Posted by Jay Livingston
We try to do right by the dead, to give them the best possible resting place. But what’s best? Apparently, Americans and French have very different ideas, as Polly’s pictures last week of a Paris cemetery reminded me.
I’m not much drawn to cemeteries, but Père Lachaise gets two stars in the Michelin Guide. It’s the final resting place of Chopin and Comte, Abelard and Heloise, Oscar Wilde, Modigiliani, Proust . . . . I was in Paris (this was many years ago) with some free time, so I went.
It didn’t look at all like a cemetery, at least not the cemeteries I had seen in the US. The one across from the University here seems typical.

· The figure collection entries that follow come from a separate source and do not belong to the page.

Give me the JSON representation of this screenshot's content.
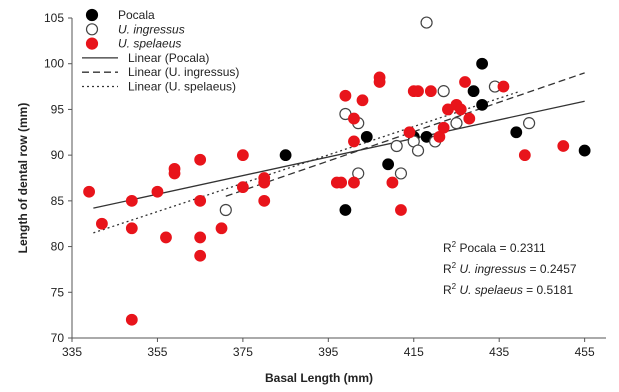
{
  "chart_data": {
    "type": "scatter",
    "xlabel": "Basal Length (mm)",
    "ylabel": "Length of dental row (mm)",
    "xlim": [
      335,
      460
    ],
    "ylim": [
      70,
      105
    ],
    "xticks": [
      "335",
      "355",
      "375",
      "395",
      "415",
      "435",
      "455"
    ],
    "yticks": [
      "70",
      "75",
      "80",
      "85",
      "90",
      "95",
      "100",
      "105"
    ],
    "grid": false,
    "legend_position": "top-left",
    "legend": [
      {
        "label": "Pocala",
        "marker": "filled-circle",
        "color": "#000000"
      },
      {
        "label": "U. ingressus",
        "marker": "open-circle",
        "color": "#000000"
      },
      {
        "label": "U. spelaeus",
        "marker": "filled-circle",
        "color": "#e8141b"
      },
      {
        "label": "Linear   (Pocala)",
        "line": "solid"
      },
      {
        "label": "Linear   (U. ingressus)",
        "line": "dashed"
      },
      {
        "label": "Linear   (U. spelaeus)",
        "line": "dotted"
      }
    ],
    "series": [
      {
        "name": "Pocala",
        "color": "#000000",
        "points": [
          [
            385,
            90
          ],
          [
            399,
            84
          ],
          [
            404,
            92
          ],
          [
            409,
            89
          ],
          [
            415,
            92
          ],
          [
            418,
            92
          ],
          [
            429,
            97
          ],
          [
            431,
            95.5
          ],
          [
            431,
            100
          ],
          [
            439,
            92.5
          ],
          [
            455,
            90.5
          ]
        ]
      },
      {
        "name": "U. ingressus",
        "color": "#000000",
        "points": [
          [
            371,
            84
          ],
          [
            399,
            94.5
          ],
          [
            402,
            93.5
          ],
          [
            402,
            88
          ],
          [
            411,
            91
          ],
          [
            412,
            88
          ],
          [
            415,
            91.5
          ],
          [
            416,
            90.5
          ],
          [
            418,
            104.5
          ],
          [
            420,
            91.5
          ],
          [
            422,
            97
          ],
          [
            425,
            93.5
          ],
          [
            434,
            97.5
          ],
          [
            442,
            93.5
          ]
        ]
      },
      {
        "name": "U. spelaeus",
        "color": "#e8141b",
        "points": [
          [
            339,
            86
          ],
          [
            342,
            82.5
          ],
          [
            349,
            72
          ],
          [
            349,
            85
          ],
          [
            349,
            82
          ],
          [
            355,
            86
          ],
          [
            357,
            81
          ],
          [
            359,
            88.5
          ],
          [
            359,
            88
          ],
          [
            365,
            89.5
          ],
          [
            365,
            85
          ],
          [
            365,
            81
          ],
          [
            365,
            79
          ],
          [
            370,
            82
          ],
          [
            375,
            90
          ],
          [
            375,
            86.5
          ],
          [
            380,
            87.5
          ],
          [
            380,
            87
          ],
          [
            380,
            85
          ],
          [
            397,
            87
          ],
          [
            398,
            87
          ],
          [
            399,
            96.5
          ],
          [
            401,
            94
          ],
          [
            401,
            91.5
          ],
          [
            401,
            87
          ],
          [
            403,
            96
          ],
          [
            407,
            98.5
          ],
          [
            407,
            98
          ],
          [
            410,
            87
          ],
          [
            412,
            84
          ],
          [
            414,
            92.5
          ],
          [
            415,
            97
          ],
          [
            416,
            97
          ],
          [
            419,
            97
          ],
          [
            421,
            92
          ],
          [
            422,
            93
          ],
          [
            423,
            95
          ],
          [
            425,
            95.5
          ],
          [
            426,
            95
          ],
          [
            427,
            98
          ],
          [
            428,
            94
          ],
          [
            436,
            97.5
          ],
          [
            441,
            90
          ],
          [
            450,
            91
          ]
        ]
      }
    ],
    "trendlines": [
      {
        "name": "Linear   (Pocala)",
        "style": "solid",
        "x": [
          340,
          455
        ],
        "y": [
          84.2,
          95.9
        ]
      },
      {
        "name": "Linear   (U. ingressus)",
        "style": "dashed",
        "x": [
          371,
          455
        ],
        "y": [
          85.5,
          99.0
        ]
      },
      {
        "name": "Linear   (U. spelaeus)",
        "style": "dotted",
        "x": [
          340,
          440
        ],
        "y": [
          81.5,
          97.0
        ]
      }
    ],
    "annotations": [
      {
        "prefix": "R",
        "sup": "2",
        "species": "Pocala",
        "value": " = 0.2311",
        "italic": false
      },
      {
        "prefix": "R",
        "sup": "2",
        "species": "U. ingressus",
        "value": " = 0.2457",
        "italic": true
      },
      {
        "prefix": "R",
        "sup": "2",
        "species": "U. spelaeus",
        "value": " = 0.5181",
        "italic": true
      }
    ]
  }
}
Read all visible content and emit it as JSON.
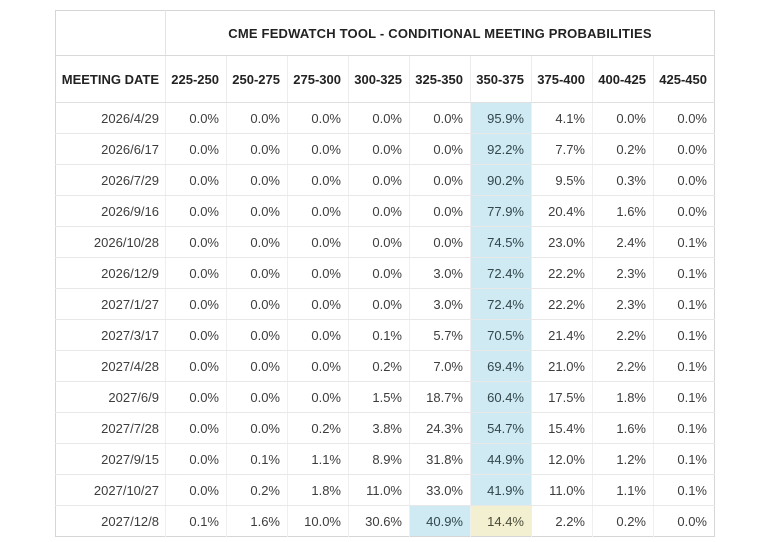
{
  "table": {
    "title": "CME FEDWATCH TOOL - CONDITIONAL MEETING PROBABILITIES",
    "date_column_header": "MEETING DATE",
    "rate_columns": [
      "225-250",
      "250-275",
      "275-300",
      "300-325",
      "325-350",
      "350-375",
      "375-400",
      "400-425",
      "425-450"
    ],
    "rows": [
      {
        "date": "2026/4/29",
        "values": [
          "0.0%",
          "0.0%",
          "0.0%",
          "0.0%",
          "0.0%",
          "95.9%",
          "4.1%",
          "0.0%",
          "0.0%"
        ],
        "blue": 5,
        "yellow": null
      },
      {
        "date": "2026/6/17",
        "values": [
          "0.0%",
          "0.0%",
          "0.0%",
          "0.0%",
          "0.0%",
          "92.2%",
          "7.7%",
          "0.2%",
          "0.0%"
        ],
        "blue": 5,
        "yellow": null
      },
      {
        "date": "2026/7/29",
        "values": [
          "0.0%",
          "0.0%",
          "0.0%",
          "0.0%",
          "0.0%",
          "90.2%",
          "9.5%",
          "0.3%",
          "0.0%"
        ],
        "blue": 5,
        "yellow": null
      },
      {
        "date": "2026/9/16",
        "values": [
          "0.0%",
          "0.0%",
          "0.0%",
          "0.0%",
          "0.0%",
          "77.9%",
          "20.4%",
          "1.6%",
          "0.0%"
        ],
        "blue": 5,
        "yellow": null
      },
      {
        "date": "2026/10/28",
        "values": [
          "0.0%",
          "0.0%",
          "0.0%",
          "0.0%",
          "0.0%",
          "74.5%",
          "23.0%",
          "2.4%",
          "0.1%"
        ],
        "blue": 5,
        "yellow": null
      },
      {
        "date": "2026/12/9",
        "values": [
          "0.0%",
          "0.0%",
          "0.0%",
          "0.0%",
          "3.0%",
          "72.4%",
          "22.2%",
          "2.3%",
          "0.1%"
        ],
        "blue": 5,
        "yellow": null
      },
      {
        "date": "2027/1/27",
        "values": [
          "0.0%",
          "0.0%",
          "0.0%",
          "0.0%",
          "3.0%",
          "72.4%",
          "22.2%",
          "2.3%",
          "0.1%"
        ],
        "blue": 5,
        "yellow": null
      },
      {
        "date": "2027/3/17",
        "values": [
          "0.0%",
          "0.0%",
          "0.0%",
          "0.1%",
          "5.7%",
          "70.5%",
          "21.4%",
          "2.2%",
          "0.1%"
        ],
        "blue": 5,
        "yellow": null
      },
      {
        "date": "2027/4/28",
        "values": [
          "0.0%",
          "0.0%",
          "0.0%",
          "0.2%",
          "7.0%",
          "69.4%",
          "21.0%",
          "2.2%",
          "0.1%"
        ],
        "blue": 5,
        "yellow": null
      },
      {
        "date": "2027/6/9",
        "values": [
          "0.0%",
          "0.0%",
          "0.0%",
          "1.5%",
          "18.7%",
          "60.4%",
          "17.5%",
          "1.8%",
          "0.1%"
        ],
        "blue": 5,
        "yellow": null
      },
      {
        "date": "2027/7/28",
        "values": [
          "0.0%",
          "0.0%",
          "0.2%",
          "3.8%",
          "24.3%",
          "54.7%",
          "15.4%",
          "1.6%",
          "0.1%"
        ],
        "blue": 5,
        "yellow": null
      },
      {
        "date": "2027/9/15",
        "values": [
          "0.0%",
          "0.1%",
          "1.1%",
          "8.9%",
          "31.8%",
          "44.9%",
          "12.0%",
          "1.2%",
          "0.1%"
        ],
        "blue": 5,
        "yellow": null
      },
      {
        "date": "2027/10/27",
        "values": [
          "0.0%",
          "0.2%",
          "1.8%",
          "11.0%",
          "33.0%",
          "41.9%",
          "11.0%",
          "1.1%",
          "0.1%"
        ],
        "blue": 5,
        "yellow": null
      },
      {
        "date": "2027/12/8",
        "values": [
          "0.1%",
          "1.6%",
          "10.0%",
          "30.6%",
          "40.9%",
          "14.4%",
          "2.2%",
          "0.2%",
          "0.0%"
        ],
        "blue": 4,
        "yellow": 5
      }
    ],
    "colors": {
      "highlight_blue": "#cfeaf3",
      "highlight_yellow": "#f3f0d2"
    }
  }
}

The cemetery road curves gently through the lawns. Grass separates the headstones, with some space even between family members. The headstones are low, some even flat on the ground.
But at Père Lachaise, the lanes were narrower, with no grass to be seen. Instead of headstones, there were building-like structures tall enough that you might walk inside, crowded together with little or no space in between.


Sometimes, the structures were built right behind one another on a steep incline.


Nowhere to be found were the rolling lawns that I thought would be more appropriate for the eminent figures of a culture - Molière, Piaf, and the rest. Instead, what I was seeing was more like a scaled-down urban scene, the mausoleums resembling the stone apartment buildings of the city.
Then I realized : Our visions of the ideal life are reflected in the landscapes we provide for the dead. When Americans die, they go to the countryside. When the French die, they go to Paris.